It’s easily forgotten, as the curtain is about to lift on the season’s third major on Scotland’s west coast, that although Woods failed to win at either Augusta or Bethpage Black, he remains the only player to have three victories on the PGA Tour this year.
Given the back story of a risky major knee reconstruction, Woods enters the Britsh Open — a championship he’s won three times — with the view that his comeback has, so far, been a success.
Not just a success, but a “tremendous success,” as he characterized it Tuesday at Turnberry, venue of the 138th Open Championship.
“I remember looking at the year and just trying to get back to playing (thinking), ‘Hopefully I can play and hopefully I can play at a high level,’ ” he said.
“And to sit here and say I was going to have thee wins halfway through the year, if anyone would have looked at my situation, they would have said you probably might be reaching a little bit.
“Granted I haven’t won a major, but I’ve come close. I’ve put myself in position to win the first few majors, I just haven’t done it. But to have three wins, realistically, looking at my situation at the beginning of the year … I wouldn’t have thought that.”
Not that three PGA Tour wins are enough. Not for a man who’s determined, at 33, to be better than ever.
To that end, he’s at a course which has always been very good at identifying the cream of the crop.
It is no coincidence that Turnberry’s three British Open champions were all, at the time of their success here, the finest golfer in the world.
Tom Watson won not just the Claret Jug but a mano-a-mano cage fight against Jack Nicklaus — the so-called Duel in the Sun — in 1977. Greg Norman in full flight, as magnificent a creature as has ever graced the links, won by five strokes here in 1986. In 1994, it was the turn of an unstoppable Nick Price, who’d go on the following month to win his second PGA Championship.
“If you look at it that way, I think you look at the guys who were some of the best ball strikers of all time, or certainly of their eras,” said Woods of Turnberry’s champions.
“At this golf course you can understand why. You really do have to hit your ball well here.
“You just can’t fake it around this golf course, you just have to hit good golf shots.”

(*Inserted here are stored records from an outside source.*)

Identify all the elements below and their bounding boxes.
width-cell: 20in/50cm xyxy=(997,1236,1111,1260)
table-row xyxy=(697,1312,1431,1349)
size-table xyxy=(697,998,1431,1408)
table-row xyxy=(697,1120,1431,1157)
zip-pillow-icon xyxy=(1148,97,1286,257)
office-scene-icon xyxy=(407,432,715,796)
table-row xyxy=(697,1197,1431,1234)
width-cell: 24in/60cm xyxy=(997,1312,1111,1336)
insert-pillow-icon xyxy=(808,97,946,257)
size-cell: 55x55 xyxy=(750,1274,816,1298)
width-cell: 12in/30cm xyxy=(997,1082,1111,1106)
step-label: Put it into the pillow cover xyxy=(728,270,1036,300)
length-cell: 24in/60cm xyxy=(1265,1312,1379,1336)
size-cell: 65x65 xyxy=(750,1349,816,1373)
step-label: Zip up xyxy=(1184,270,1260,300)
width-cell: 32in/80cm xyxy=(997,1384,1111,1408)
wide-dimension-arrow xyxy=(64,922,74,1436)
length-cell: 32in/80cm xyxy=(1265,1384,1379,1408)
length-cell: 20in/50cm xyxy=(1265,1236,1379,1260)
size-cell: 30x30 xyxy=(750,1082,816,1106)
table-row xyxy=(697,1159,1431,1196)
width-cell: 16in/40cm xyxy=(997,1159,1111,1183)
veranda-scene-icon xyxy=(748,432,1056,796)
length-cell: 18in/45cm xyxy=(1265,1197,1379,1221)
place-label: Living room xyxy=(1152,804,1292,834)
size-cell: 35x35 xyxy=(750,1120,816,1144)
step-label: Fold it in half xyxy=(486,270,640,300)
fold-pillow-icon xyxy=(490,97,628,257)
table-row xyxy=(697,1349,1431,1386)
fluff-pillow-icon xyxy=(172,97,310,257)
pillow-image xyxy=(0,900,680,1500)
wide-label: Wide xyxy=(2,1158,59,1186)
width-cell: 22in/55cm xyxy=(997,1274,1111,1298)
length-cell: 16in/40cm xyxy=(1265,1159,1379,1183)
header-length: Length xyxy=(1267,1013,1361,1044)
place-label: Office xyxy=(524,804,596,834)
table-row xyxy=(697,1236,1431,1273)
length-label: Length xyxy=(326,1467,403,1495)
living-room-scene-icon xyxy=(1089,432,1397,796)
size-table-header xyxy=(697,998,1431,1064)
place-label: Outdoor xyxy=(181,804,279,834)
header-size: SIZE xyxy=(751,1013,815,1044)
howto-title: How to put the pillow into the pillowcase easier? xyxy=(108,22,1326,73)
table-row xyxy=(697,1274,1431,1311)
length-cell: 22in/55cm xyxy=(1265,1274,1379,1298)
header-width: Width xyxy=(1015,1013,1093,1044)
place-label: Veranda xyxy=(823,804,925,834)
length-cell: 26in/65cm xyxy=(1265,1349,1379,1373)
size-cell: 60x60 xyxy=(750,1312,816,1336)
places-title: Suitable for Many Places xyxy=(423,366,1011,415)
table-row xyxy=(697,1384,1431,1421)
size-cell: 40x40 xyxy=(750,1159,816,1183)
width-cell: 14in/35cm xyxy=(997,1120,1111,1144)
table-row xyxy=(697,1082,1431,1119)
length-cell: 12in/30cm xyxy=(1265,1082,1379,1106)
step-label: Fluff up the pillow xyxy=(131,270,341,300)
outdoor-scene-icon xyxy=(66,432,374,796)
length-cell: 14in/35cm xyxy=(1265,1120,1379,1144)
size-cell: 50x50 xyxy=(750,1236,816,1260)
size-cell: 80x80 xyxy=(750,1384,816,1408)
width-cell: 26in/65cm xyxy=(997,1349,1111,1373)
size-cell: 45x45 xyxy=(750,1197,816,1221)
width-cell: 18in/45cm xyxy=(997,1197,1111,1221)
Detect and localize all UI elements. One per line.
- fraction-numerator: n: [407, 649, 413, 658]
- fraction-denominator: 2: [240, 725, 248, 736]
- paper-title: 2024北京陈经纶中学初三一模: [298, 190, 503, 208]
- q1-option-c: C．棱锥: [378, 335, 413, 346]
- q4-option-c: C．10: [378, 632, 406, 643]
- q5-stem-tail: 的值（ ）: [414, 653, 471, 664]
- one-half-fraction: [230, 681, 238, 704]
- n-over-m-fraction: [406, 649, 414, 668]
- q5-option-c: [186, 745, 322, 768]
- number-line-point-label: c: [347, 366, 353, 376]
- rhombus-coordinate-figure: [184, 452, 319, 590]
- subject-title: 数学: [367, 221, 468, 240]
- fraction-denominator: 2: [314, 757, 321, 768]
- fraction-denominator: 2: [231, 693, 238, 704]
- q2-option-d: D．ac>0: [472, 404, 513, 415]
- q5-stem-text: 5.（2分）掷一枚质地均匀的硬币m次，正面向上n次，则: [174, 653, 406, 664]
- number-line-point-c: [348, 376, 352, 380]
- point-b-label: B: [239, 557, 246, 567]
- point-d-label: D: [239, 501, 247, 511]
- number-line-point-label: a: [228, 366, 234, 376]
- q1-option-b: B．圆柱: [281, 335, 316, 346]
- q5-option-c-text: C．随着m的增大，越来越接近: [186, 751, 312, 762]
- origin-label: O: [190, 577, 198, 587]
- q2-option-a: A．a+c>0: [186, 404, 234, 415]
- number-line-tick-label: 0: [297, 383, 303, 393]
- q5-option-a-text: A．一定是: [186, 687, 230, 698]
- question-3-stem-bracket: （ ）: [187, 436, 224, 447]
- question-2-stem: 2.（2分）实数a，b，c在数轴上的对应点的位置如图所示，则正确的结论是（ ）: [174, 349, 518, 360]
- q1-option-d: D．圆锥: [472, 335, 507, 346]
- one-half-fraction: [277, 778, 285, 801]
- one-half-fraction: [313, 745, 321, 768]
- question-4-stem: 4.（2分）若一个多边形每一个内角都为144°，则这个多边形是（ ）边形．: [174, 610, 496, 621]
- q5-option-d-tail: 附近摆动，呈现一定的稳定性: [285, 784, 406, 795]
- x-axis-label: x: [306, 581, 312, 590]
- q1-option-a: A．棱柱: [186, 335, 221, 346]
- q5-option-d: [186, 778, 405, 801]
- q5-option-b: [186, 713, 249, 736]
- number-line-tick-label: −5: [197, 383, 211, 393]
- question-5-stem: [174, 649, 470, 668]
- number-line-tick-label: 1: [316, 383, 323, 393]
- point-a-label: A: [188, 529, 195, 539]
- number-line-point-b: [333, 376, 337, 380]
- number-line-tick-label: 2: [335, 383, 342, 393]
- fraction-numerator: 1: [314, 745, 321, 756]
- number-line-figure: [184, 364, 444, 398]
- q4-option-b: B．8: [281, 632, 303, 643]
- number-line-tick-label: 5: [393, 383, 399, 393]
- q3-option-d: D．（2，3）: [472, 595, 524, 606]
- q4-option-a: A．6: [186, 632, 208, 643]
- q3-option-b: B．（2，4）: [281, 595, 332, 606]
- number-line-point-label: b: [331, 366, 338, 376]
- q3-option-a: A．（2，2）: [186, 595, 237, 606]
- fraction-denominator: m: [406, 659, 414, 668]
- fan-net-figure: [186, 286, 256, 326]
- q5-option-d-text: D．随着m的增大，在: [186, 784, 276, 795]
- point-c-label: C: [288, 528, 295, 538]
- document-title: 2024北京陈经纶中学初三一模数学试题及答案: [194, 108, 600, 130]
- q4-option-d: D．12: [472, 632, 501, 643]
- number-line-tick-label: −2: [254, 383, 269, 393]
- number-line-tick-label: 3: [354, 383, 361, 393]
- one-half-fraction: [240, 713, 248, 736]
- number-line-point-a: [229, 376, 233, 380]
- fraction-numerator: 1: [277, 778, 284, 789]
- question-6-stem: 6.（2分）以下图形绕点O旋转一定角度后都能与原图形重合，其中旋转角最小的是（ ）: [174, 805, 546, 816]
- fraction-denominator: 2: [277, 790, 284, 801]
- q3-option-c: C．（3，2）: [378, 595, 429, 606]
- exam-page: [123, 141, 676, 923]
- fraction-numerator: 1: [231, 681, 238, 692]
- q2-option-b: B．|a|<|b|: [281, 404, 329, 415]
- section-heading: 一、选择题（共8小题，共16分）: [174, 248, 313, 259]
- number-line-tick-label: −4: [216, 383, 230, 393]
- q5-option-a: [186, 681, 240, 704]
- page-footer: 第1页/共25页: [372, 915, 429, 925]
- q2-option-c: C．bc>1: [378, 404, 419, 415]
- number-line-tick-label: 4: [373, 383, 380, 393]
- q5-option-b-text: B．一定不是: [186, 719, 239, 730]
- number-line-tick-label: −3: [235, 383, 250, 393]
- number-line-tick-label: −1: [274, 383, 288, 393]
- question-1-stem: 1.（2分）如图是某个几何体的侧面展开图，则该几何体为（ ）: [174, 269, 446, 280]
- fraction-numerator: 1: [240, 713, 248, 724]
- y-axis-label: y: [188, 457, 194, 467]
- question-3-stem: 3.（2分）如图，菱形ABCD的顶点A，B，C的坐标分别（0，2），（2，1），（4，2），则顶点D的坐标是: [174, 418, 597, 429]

There’s something else required at Turnberry: finding the fairway from the tee. The course’s primary defense — if the wind is down — is long and nasty rough.
“If you’re just a little wild off the tee, it will be tough sailing,” said Stuart Appleby.
“If you miss just 15 to 20 yards off the fairway, you’re going to be struggling to find it, much less play it.”
And this strikes at the heart of the dichotomy that is Tiger Woods: he is, at once, the best player in the world and a golfer whose Achilles’ heel is inaccuracy off the tee.
Of the 11 British Opens he’s contested as a professional, Woods has won on the two courses — St Andrews (twice) and Hoylake — where there was no real rough.
At Carnoustie, Troon, St George’s, Birkdale, Lytham and, to an extent, even Muirfield, he’s been hamstrung by crookedness off the tee.
But the Woods who emerged after a three-week layoff to win the Memorial Tournament at Muirfield Village a month ago isn’t the same wild driver who blew his chance at The Players.
Consider that at the 2006 British Open at Royal Liverpool, Woods gave one of his true virtuoso performances; but it was born of necessity more than any higher reasoning.
Woods won that major by using long irons off the tee.
And he would win the following month’s PGA Championship at Chicago’s Medinah teeing off primarily with a five wood.
But the rationale behind both those victories was that Woods could just not rely on his driver.
In his past three events — the Memorial, U.S. Open and AT&T National — however, Woods’ driving average is 73.6 percent.
Not quite Fred Funk, but very impressive nonetheless.
And if he’s playing his second shots from the middle of the fairway, the Claret Jug’s engraver can begin his work.